(Closed) going to propose at the end of the year But not anymore

posted 6 years ago in Waiting
Post # 3
Member
9114 posts
Buzzing Beekeeper
  • Wedding: December 2012

If he said he wasn’t ready, but then tells you he’d propose by the end of the year, maybe he’d just propose because he felt pressured.

Would you be comfortable with that?

 

Post # 4
Member
1555 posts
Bumble bee
  • Wedding: September 2012

Time will tell! If it’s something you want, then I don’t blame you for saying something. In his defense, it’s basically an ultimatum. That may have scared him off a bit. But honestly, I think you should just sit him down and talk with him about it. Just tell him you said it because you just want to know where you stand with each other, etc.

Post # 6
Member
1555 posts
Bumble bee
  • Wedding: September 2012

@Hope1985:  I agree with the PP that maybe he is feeling like he HAS to do it. That’s a lot of pressure to say that you would walk out. I can see both sides of it.

Post # 7
Member
963 posts
Busy bee
  • Wedding: August 2011

Good for you standing up for yourself. If marriage is important to you, it’s important to let him know that. It’s probably a good idea to let things cool off a little for now. Later on, bring up the subject of marriage again and figure out whether he’s ready and if not, why not. Try not to mention leaving or anything because he already know that. Good luck!

Post # 9
Member
1555 posts
Bumble bee
  • Wedding: September 2012

@Hope1985:  I would just back off of the marriage subject and let things go for a while. If he is unsure, it wouldn’t be a good idea regardless. You may have just caught him off guard with the talk of marriage. I let my Darling Husband bring it up first (when we were dating, of course.) He initiated all of the ring shopping..etc. I wouldn’t feel like it was from the heart if I had to give any sort of ultimatum or anything like that. You want him to do it on his own time.

Post # 10
Member
2497 posts
Buzzing bee

At first you said you would possibly walk if he didn’t propose within a few years (an ultimatum), and then you said you didn’t have any discussions about rings and you were just trying to see if marriage was in the cards. Which one is it?

I think being upset about not being proposed to after only two years is a little absurd (EDIT: I reread this and I think I sound a little judgy here, so I apologize), and talking about walking is not going to get you what you want. How is he supposed to make a grand gesture of love and declare that he wants to be with you forever if you are telling him that you might leave in a few years?

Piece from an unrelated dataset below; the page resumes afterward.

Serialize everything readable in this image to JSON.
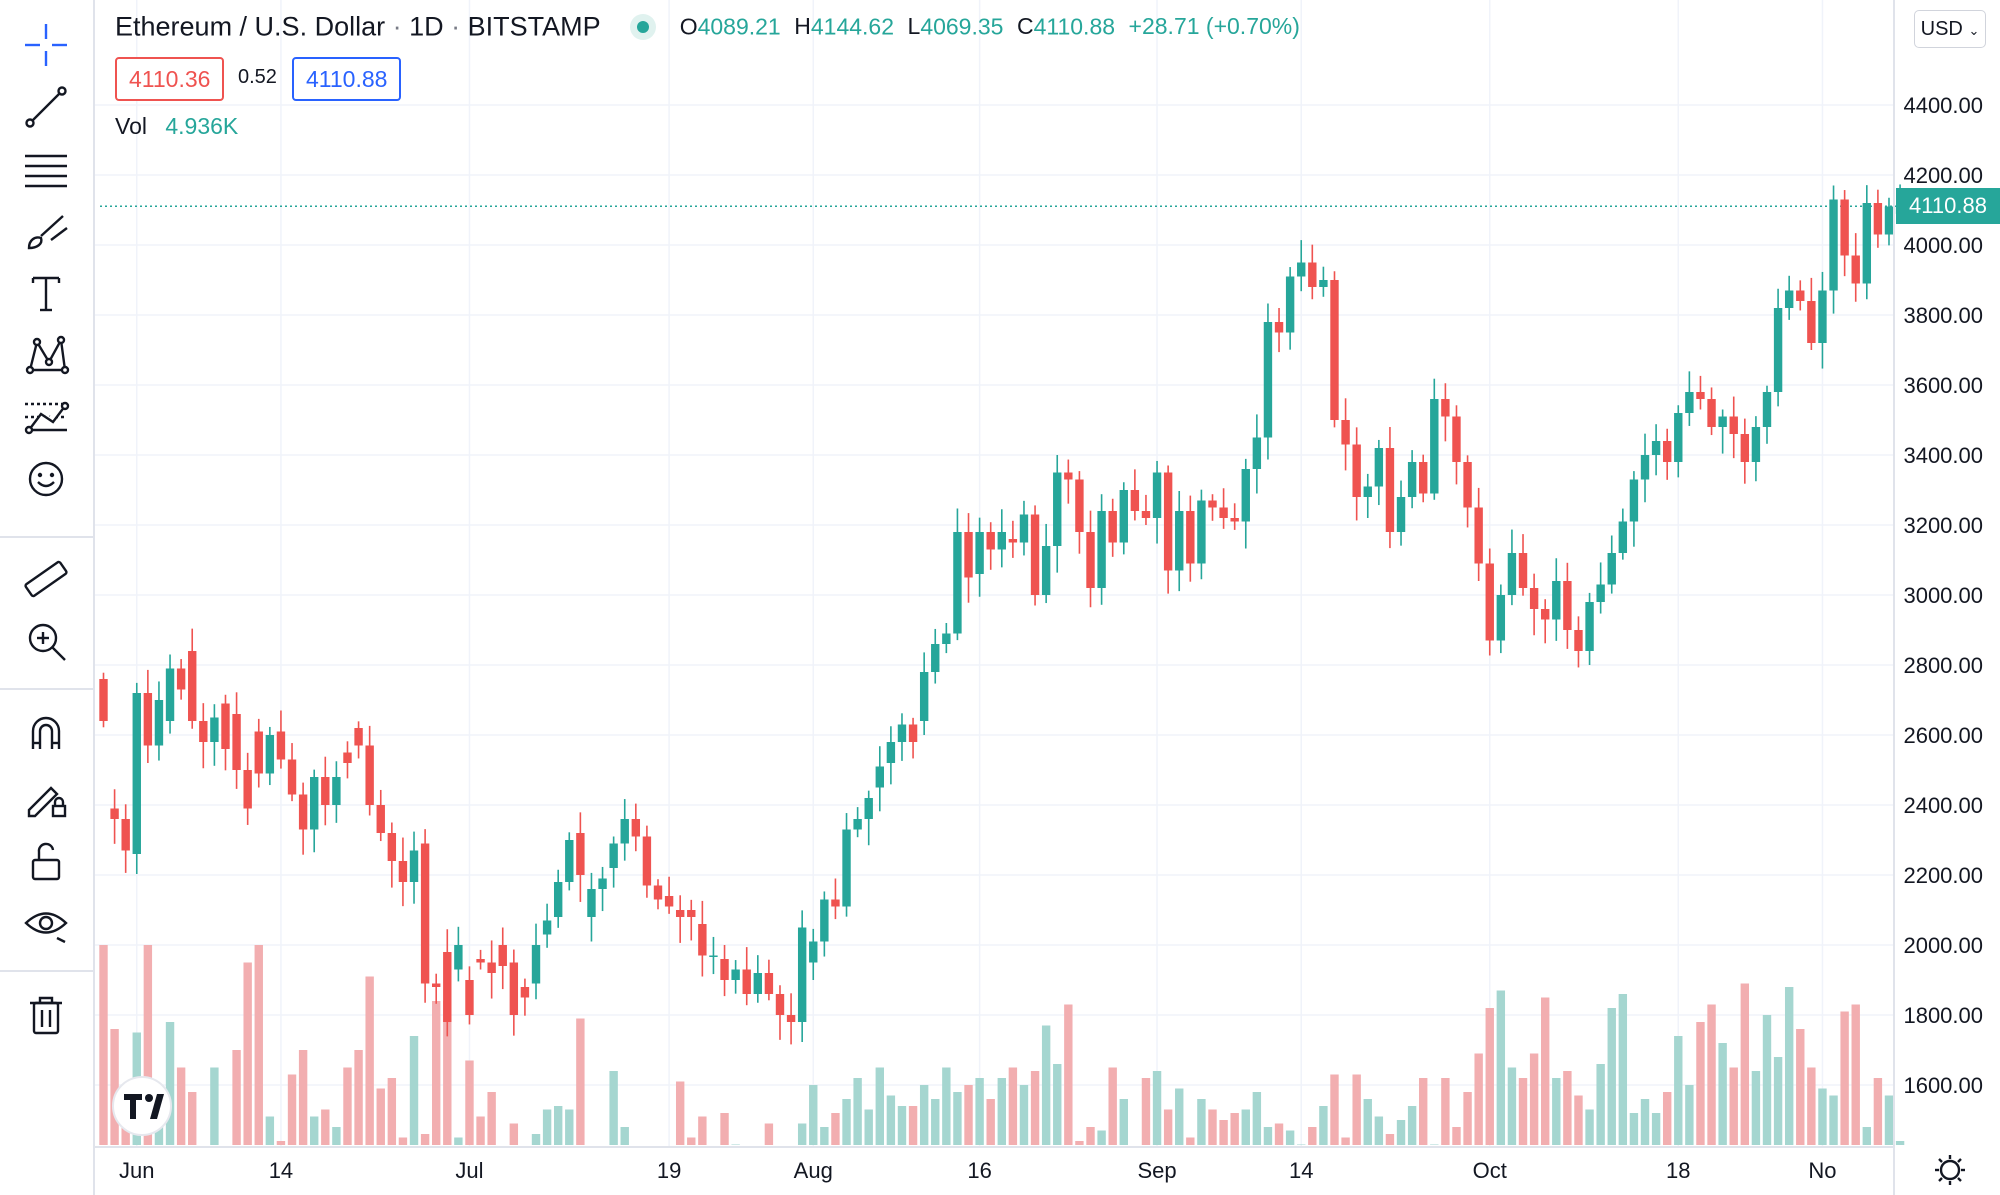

I do agree that it was shitty of him to dangle the carrot in front of you and take it away.

Post # 12
Member
2497 posts
Buzzing bee

@Hope1985:  Oh, I totally think you should have had the marriage conversation by now. But it sounds like you were pressuring him into proposing. Just clarify to him that you are happy he can see you as a life partner and that you apologize if you put any pressure on him (i.e., by telling him that you’ll walk). Don’t let this ruin your holidays.

Post # 14
Member
963 posts
Busy bee
  • Wedding: August 2011

@somethingaquamarine:  I really disagree with this. A woman telling a man that marriage isn’t important and she won’t wait around forever isn’t an ultimatum. The OP wants marriage. There’s nothing wrong with that and she deserves to be with a guy who is willing to give her that. After 2 years, he should at least be willing to discuss a possible future with her.

Post # 15
Member
10366 posts
Sugar Beekeeper
  • Wedding: September 2010

If all you wanted was to see if marriage was in the cards, you could have said “Do you see us getting married?/When do you see us getting married?”. Opening a discussion by saying you’re going to leave him if he doesn’t step up is an aggressive acceleration of the communication process. That should have been saved for, like, 6 months from now – not the first conversation.

The topic ‘going to propose at the end of the year But not anymore’ is closed to new replies.